Einige Pflanzen würde ich aber auf jeden Fall drin lassen, denn sie spenden noch etwas Sauerstoff unter dem Eis solange sie nicht zerfrieren. 
Und Du brauchst nächstes Jahr keine nachzukaufen.


----------



## Nymphaion (13. Sep. 2007)

*AW:  Hornkraut  wasserpest*

Hallo,

der Neandertaler ist auch ausgestorben. Hätte er brav Hornkraut und Wasserpest entfernt ...


Also ich glaube es ist schon technisch unmöglich Hornkraut und Wasserpest wieder komplett aus einem Teich zu entfernen.

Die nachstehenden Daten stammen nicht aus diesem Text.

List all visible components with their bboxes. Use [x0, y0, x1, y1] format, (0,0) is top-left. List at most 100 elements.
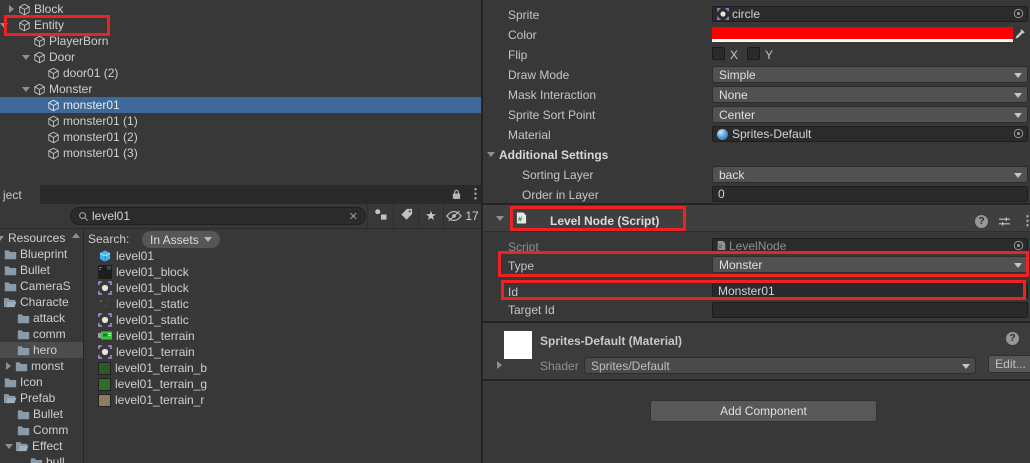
id-label: Id	[508, 285, 518, 299]
folder-icon	[17, 344, 30, 356]
foldout-collapsed-icon[interactable]	[4, 5, 18, 13]
hierarchy-item-label: monster01 (3)	[63, 146, 138, 160]
material-object-field[interactable]: Sprites-Default	[712, 126, 1028, 142]
color-swatch[interactable]	[712, 27, 1013, 42]
folder-item-comm[interactable]: comm	[0, 326, 83, 342]
presets-icon[interactable]	[998, 216, 1011, 230]
material-preview-thumbnail[interactable]	[504, 331, 532, 359]
foldout-collapsed-icon[interactable]	[2, 362, 15, 370]
foldout-expanded-icon[interactable]	[19, 55, 33, 60]
id-input[interactable]: Monster01	[712, 283, 1028, 299]
tree-list-splitter[interactable]	[83, 229, 84, 463]
folder-item-hero-selected[interactable]: hero	[0, 342, 83, 358]
hierarchy-item-playerborn[interactable]: PlayerBorn	[0, 33, 481, 49]
folder-item-prefab[interactable]: Prefab	[0, 390, 83, 406]
component-menu-icon[interactable]: ⋮	[1021, 214, 1030, 227]
filter-by-label-button[interactable]	[393, 204, 418, 228]
favorites-button[interactable]: ★	[418, 204, 443, 228]
folder-item-icon[interactable]: Icon	[0, 374, 83, 390]
scroll-up-arrow-icon[interactable]	[72, 233, 80, 238]
hidden-count-button[interactable]: 17	[443, 204, 481, 228]
edit-shader-button[interactable]: Edit...	[988, 355, 1030, 373]
hierarchy-item-label: Monster	[49, 82, 92, 96]
folder-icon	[17, 424, 30, 436]
search-scope-dropdown[interactable]: In Assets	[142, 231, 220, 248]
asset-item-level01-static-tex[interactable]: level01_static	[85, 296, 481, 312]
help-icon[interactable]: ?	[1006, 332, 1019, 345]
foldout-expanded-icon[interactable]	[487, 152, 495, 157]
folder-item-cameras[interactable]: CameraS	[0, 278, 83, 294]
draw-mode-dropdown[interactable]: Simple	[712, 66, 1028, 83]
sprite-object-field[interactable]: circle	[712, 6, 1028, 22]
filter-by-type-button[interactable]	[367, 204, 393, 228]
asset-item-level01-terrain-tilemap[interactable]: level01_terrain	[85, 328, 481, 344]
hierarchy-item-monster01-selected[interactable]: monster01	[0, 97, 481, 113]
flip-y-checkbox[interactable]	[747, 47, 760, 60]
clear-search-icon[interactable]: ✕	[349, 210, 358, 223]
folder-item-bullet2[interactable]: Bullet	[0, 406, 83, 422]
asset-item-level01-terrain-g[interactable]: level01_terrain_g	[85, 376, 481, 392]
asset-item-level01-terrain-r[interactable]: level01_terrain_r	[85, 392, 481, 408]
script-label: Script	[508, 240, 539, 254]
script-object-field[interactable]: # LevelNode	[712, 238, 1028, 253]
asset-item-level01[interactable]: level01	[85, 248, 481, 264]
foldout-collapsed-icon[interactable]	[497, 361, 502, 369]
mask-interaction-dropdown[interactable]: None	[712, 86, 1028, 103]
hierarchy-item-entity[interactable]: Entity	[0, 17, 481, 33]
hierarchy-item-monster01-1[interactable]: monster01 (1)	[0, 113, 481, 129]
shader-dropdown[interactable]: Sprites/Default	[584, 357, 976, 374]
foldout-expanded-icon[interactable]	[4, 23, 18, 28]
object-picker-icon[interactable]	[1013, 240, 1024, 254]
hierarchy-item-label: Block	[34, 2, 63, 16]
hierarchy-item-monster[interactable]: Monster	[0, 81, 481, 97]
target-id-input[interactable]	[712, 302, 1028, 318]
sorting-layer-dropdown[interactable]: back	[712, 166, 1028, 183]
target-id-label: Target Id	[508, 303, 555, 317]
asset-item-level01-static-sprite[interactable]: level01_static	[85, 312, 481, 328]
tilemap-icon	[98, 329, 112, 343]
foldout-expanded-icon[interactable]	[2, 444, 15, 449]
foldout-expanded-icon[interactable]	[19, 87, 33, 92]
help-icon[interactable]: ?	[975, 215, 988, 228]
hierarchy-item-door[interactable]: Door	[0, 49, 481, 65]
folder-item-comm2[interactable]: Comm	[0, 422, 83, 438]
asset-item-level01-terrain-b[interactable]: level01_terrain_b	[85, 360, 481, 376]
hierarchy-item-door01[interactable]: door01 (2)	[0, 65, 481, 81]
hierarchy-item-block[interactable]: Block	[0, 1, 481, 17]
tab-project[interactable]: ject	[0, 185, 40, 204]
folder-item-attack[interactable]: attack	[0, 310, 83, 326]
object-picker-icon[interactable]	[1013, 128, 1024, 142]
folder-item-bull[interactable]: bull	[0, 454, 83, 463]
hierarchy-item-monster01-3[interactable]: monster01 (3)	[0, 145, 481, 161]
chevron-down-icon	[1014, 263, 1022, 268]
type-dropdown[interactable]: Monster	[712, 256, 1028, 273]
object-picker-icon[interactable]	[1013, 8, 1024, 22]
folder-item-character[interactable]: Characte	[0, 294, 83, 310]
section-divider	[483, 379, 1030, 381]
csharp-script-icon: #	[516, 211, 527, 228]
level-node-header[interactable]: # Level Node (Script) ? ⋮	[483, 205, 1030, 232]
folder-item-bullet[interactable]: Bullet	[0, 262, 83, 278]
folder-icon	[4, 280, 17, 292]
alpha-bar	[712, 39, 1013, 42]
order-in-layer-input[interactable]: 0	[712, 186, 1028, 202]
foldout-expanded-icon[interactable]	[496, 216, 504, 221]
eyedropper-icon[interactable]	[1014, 28, 1026, 43]
sprite-sort-point-dropdown[interactable]: Center	[712, 106, 1028, 123]
hierarchy-item-monster01-2[interactable]: monster01 (2)	[0, 129, 481, 145]
asset-item-level01-terrain-sprite[interactable]: level01_terrain	[85, 344, 481, 360]
panel-menu-icon[interactable]: ⋮	[469, 187, 481, 200]
add-component-button[interactable]: Add Component	[650, 400, 877, 422]
folder-icon	[15, 360, 28, 372]
lock-icon[interactable]	[451, 188, 462, 203]
folder-item-monster[interactable]: monst	[0, 358, 83, 374]
folder-item-effect[interactable]: Effect	[0, 438, 83, 454]
folder-item-blueprint[interactable]: Blueprint	[0, 246, 83, 262]
asset-item-level01-block-tex[interactable]: level01_block	[85, 264, 481, 280]
hierarchy-item-label: door01 (2)	[63, 66, 118, 80]
folder-item-resources[interactable]: Resources	[0, 230, 83, 246]
asset-item-level01-block-sprite[interactable]: level01_block	[85, 280, 481, 296]
search-input[interactable]: level01 ✕	[70, 207, 366, 225]
flip-x-checkbox[interactable]	[712, 47, 725, 60]
material-menu-icon[interactable]: ⋮	[1025, 331, 1030, 344]
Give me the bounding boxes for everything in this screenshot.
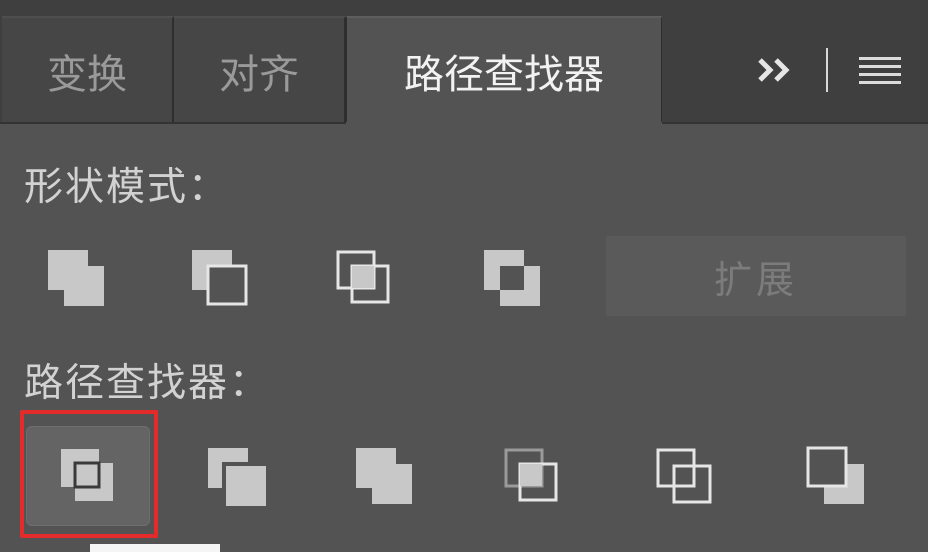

Irgendwas bleibt immer zurück und treibt im nächsten Frühling wieder munter aus.


----------



## mi-6 (14. Sep. 2007)

*AW:  Hornkraut  wasserpest*

Danke


----------



## Baitman (14. Sep. 2007)

*AW:  Hornkraut  wasserpest*



			
				Annett schrieb:
			
		

> Moin,
> 
> der Neandertaler hat früher auch keine Fische in 2000L gepflegt+gefüttert.
> 
> ...



Hallo Annett!

Versteh ich irgendwie nicht, das widerspricht sich doch. Entweder das "Kraut" zersetzt sich, geht ein und fördert die Algenblüte im Frühjahr oder sie gehen eben nicht ein und ich lasse Sie im Wasser um Sauerstoff unterm Eis zu produzieren.... Oder lieg ich da falsch?

Gruß
Steffen


----------



## Annett (14. Sep. 2007)

*AW:  Hornkraut  wasserpest*

Hi Steffen,

wir reden von zwei verschiedenen Pflanzen... 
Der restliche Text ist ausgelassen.